Analysis: FELIX TEMBO
AFRICA is the least developed continent in the world, yet it is the richest with natural resources. Zambia is a country found in this least developed continent. In the region, we may rank South Africa to be the most developed followed by Botswana, Namibia, Zimbabwe and others. Again, Zambia could be the third least developed country in the region.
However, when we consider the resource basket, our country could be second in abundance to Congo DR or third. These statistics are so annoying that they can send someone with a PhD in economic development crazy as to why we have such a status quo. Nonetheless, for those that have dared to live a little longer in this part of the world, they have the answers and do meditate on them.
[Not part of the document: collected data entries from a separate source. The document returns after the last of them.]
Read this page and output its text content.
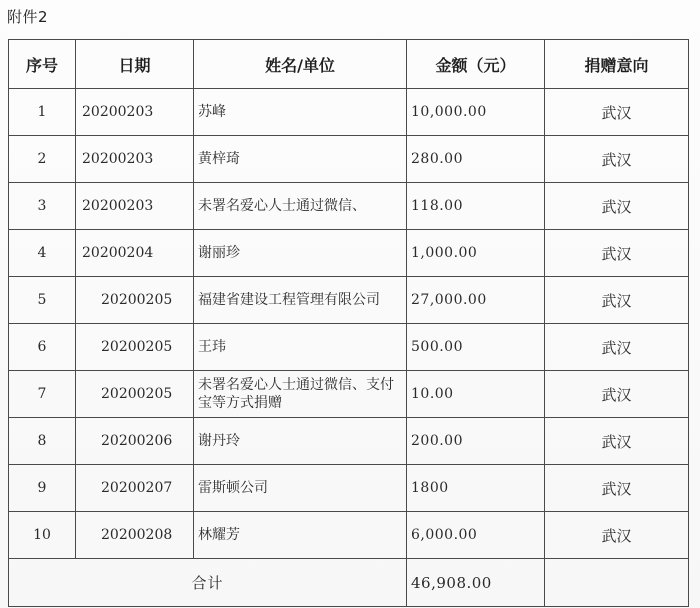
附件2
序号	日期	姓名/单位	金额（元）	捐赠意向
1	20200203	苏峰	10,000.00	武汉
2	20200203	黄梓琦	280.00	武汉
3	20200203	未署名爱心人士通过微信、	118.00	武汉
4	20200204	谢丽珍	1,000.00	武汉
5	20200205	福建省建设工程管理有限公司	27,000.00	武汉
6	20200205	王玮	500.00	武汉
7	20200205	未署名爱心人士通过微信、支付宝等方式捐赠	10.00	武汉
8	20200206	谢丹玲	200.00	武汉
9	20200207	雷斯顿公司	1800	武汉
10	20200208	林耀芳	6,000.00	武汉
合计			46,908.00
Just to go over some of the problems which have led us to be where we are; they are education, lack of seriousness, corruption, lack of fear of God, and one that is overlooked is low self-esteem. We have debated these topical issues in detail to the point that if I asked my five-year-old son, he would mention all of them with ease. In this article, allow me to discuss low self-esteem for a change.
In one of my articles some three years ago, I discussed how we lost the opportunity to having a brand that was going to compete effectively against coca-cola, in the name of kwench. We developed a product that we needed to have kept refining in terms of quality and branding that could have been bringing a lot of income today. Honestly, what could have led to this so annoying act of sabotage?
We have this low esteem that development can only come or be brought by foreigners such as the Europeans, Americans or Chinese. As a people, we have sometimes climbed on hills and mountains to preach to our people that we are fostering partnerships or relationships with the fore mentioned people so that they could bring development to our country. We go as far as trying to entice foreigners to come and invest in our country, and giving them incentives of not paying tax for as long as five years.
Honestly, can you ask Bill Gates to set up operations in Zambia and ask him not to pay tax for five years? Does he need that? And if he does not pay tax, where are we going to find money to pay the police? Where will we find money to recapitalise TAZARA and some of our councils that go for years without paying their workers?
Bill Gates is the richest man in the world and why do we want to get money from the poor to give to the man who is already rich? When you see foreigners come to set their businesses here in Zambia, their motive is not to develop this country but to make money for themselves. And for the fact that they are not Zambians, regardless of how many houses and factories they will build, their money will not be kept in this country.
Suppose you rent a small field in Mpongwe and cultivate your maize. After harvest, will you store your harvest in Mpongwe or you will take it to your homestead in Mpatamatu? This is the scenario in which we have been hoodwinking ourselves that foreigners have come here to develop our country.
In Zambia, we don’t need money; wherever you look there is money! There are only two basic ingredients that we need to stir development in Zambia: Education in form of technology transfer through research and development of local technologies blended with what we can’t do and selfless management or leadership if you want to call it that way. Thereafter, empower the local people to go into productive enterprises.
Who developed Japan? It’s the Japanese. Who developed China? It’s the Chinese. Therefore, why do we want people that have developed their own countries to come and develop our ‘rich’ Zambia? Zambia is so rich that if we were to get the 60 million Japanese to come and settle here and we get the partly 16 million Zambians to go and live in Japan on a swap basis, they will make this country far much better than what Japan is today within a period of five years.
My countrymen, we don’t need loans in this country because we have all the money, all we need is technology (education) and selfless management of the resources. When we have education and technology, we will develop sustainable policies that will promote localised development and not only thinking about how foreign direct investment will develop this country.
On the other hand, if we have selfless management, we will manage our resources equitably and so much that the resources we have will go to every citizen in this country. Mind you, we have so many projects that have been working in the agriculture sector, for instance, to try and improve productivity since the early 1980s but productivity has not improved.
Our foreign brothers whom we have put so much faith in to develop this country are getting the money and taking it back to their countries. We are selling mukula logs, yet our children are sitting on the floor, if not the ground, in classrooms. We are complaining of floods in Kanyama, yet the people of Avondale are going for days without water.
We are now implementing taxes on groundwater that will increase cases of cholera and poverty, yet we have so much water 45km away from Lusaka that is wasted into the ocean. We developed Tazama pipeline, which is thousands of miles long, yet we can’t develop even a simple canal from Lake Bangweulu to supply water to Mkushi farm block for irrigation.
Come on people, Zambia will be developed by Zambians and not donors.
The author is an agribusiness practitioner.